This is another salutary tale of how you should never presume that things will be forever. Perhaps, in Europe, we tend to think of Route 66 as preserved in aspic. But, even if a building is on the National Register of Historic Places, it offers little protection, unlike the UK’s own listing of historic buildings. Many never even make it as far as the register.
And the Henning Motel in Newberry Springs on the California stretch of Route 66 wasn’t particularly noteworthy. If it were not for the sign, then most people would have taken a photo of the Bagdad Café next door and probably not bothered to raise their cameras for the single storey white motel. No-one knows much about the Henning, least of all why it had an impressive neon sign for what was a tiny motel with just a handful of rooms. Unusually, it was constructed as one building, unlike the cabins of a similar vintage in Amboy and Chambless down the road; as Jack Rittenhouse only spoke of tourist cabins at Newberry Springs in his 1946 guide, it’s fair to assume the motel was built in the 1950s. I found a matchbook that appears to be from the 1930s or 40s which advertises ‘The Henning Motel, 400 East Main Street, Barstow’. It’s possible that the owners moved out here in the 1950s – the Barstow address is now an empty lot, so no clues there.

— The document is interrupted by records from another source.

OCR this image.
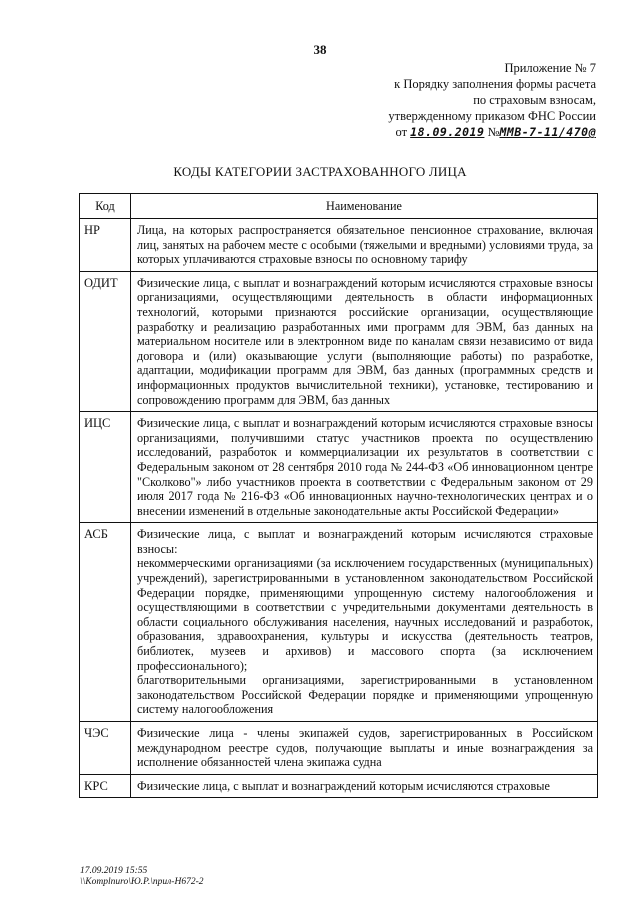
38
Приложение № 7
к Порядку заполнения формы расчета
по страховым взносам,
утвержденному приказом ФНС России
от 18.09.2019 №ММВ-7-11/470@
КОДЫ КАТЕГОРИИ ЗАСТРАХОВАННОГО ЛИЦА
Код	Наименование
НР	Лица, на которых распространяется обязательное пенсионное страхование, включая лиц, занятых на рабочем месте с особыми (тяжелыми и вредными) условиями труда, за которых уплачиваются страховые взносы по основному тарифу

ОДИТ	Физические лица, с выплат и вознаграждений которым исчисляются страховые взносы организациями, осуществляющими деятельность в области информационных технологий, которыми признаются российские организации, осуществляющие разработку и реализацию разработанных ими программ для ЭВМ, баз данных на материальном носителе или в электронном виде по каналам связи независимо от вида договора и (или) оказывающие услуги (выполняющие работы) по разработке, адаптации, модификации программ для ЭВМ, баз данных (программных средств и информационных продуктов вычислительной техники), установке, тестированию и сопровождению программ для ЭВМ, баз данных

ИЦС	Физические лица, с выплат и вознаграждений которым исчисляются страховые взносы организациями, получившими статус участников проекта по осуществлению исследований, разработок и коммерциализации их результатов в соответствии с Федеральным законом от 28 сентября 2010 года № 244-ФЗ «Об инновационном центре "Сколково"» либо участников проекта в соответствии с Федеральным законом от 29 июля 2017 года № 216-ФЗ «Об инновационных научно-технологических центрах и о внесении изменений в отдельные законодательные акты Российской Федерации»

АСБ	Физические лица, с выплат и вознаграждений которым исчисляются страховые взносы:

некоммерческими организациями (за исключением государственных (муниципальных) учреждений), зарегистрированными в установленном законодательством Российской Федерации порядке, применяющими упрощенную систему налогообложения и осуществляющими в соответствии с учредительными документами деятельность в области социального обслуживания населения, научных исследований и разработок, образования, здравоохранения, культуры и искусства (деятельность театров, библиотек, музеев и архивов) и массового спорта (за исключением профессионального);

благотворительными организациями, зарегистрированными в установленном законодательством Российской Федерации порядке и применяющими упрощенную систему налогообложения

ЧЭС	Физические лица - члены экипажей судов, зарегистрированных в Российском международном реестре судов, получающие выплаты и иные вознаграждения за исполнение обязанностей члена экипажа судна

КРС	Физические лица, с выплат и вознаграждений которым исчисляются страховые

17.09.2019 15:55
\\Komplnuro\Ю.Р.\прил-Н672-2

Look closely at one of the photos of the decaying motel and you will see the reason for its death. Interstate 40 bypassed Route 60 in 1973, running a few yards behind the motel, although it might as well be a hundred miles away. The Henning struggled on for a while – hell, it was even famous for a moment when the film ‘Bagdad Café’ was filmed at what was then called the Sidewinder Café in 1987.
For years, the building has been quietly mouldering away. A hand painted sign outside with a Flagstaff telephone number invited offers of $25,000 for the building and three and a half acres of land. But the motel moved beyond economic repair years ago, while land is not in short supply out here. I passed it fairly regularly, sometimes taking a photo, sometimes not.
And then this summer it was gone. Cleared, the concrete pad the only sign something was once here. The sign is clinging on, overseeing an empty lot and lost memories.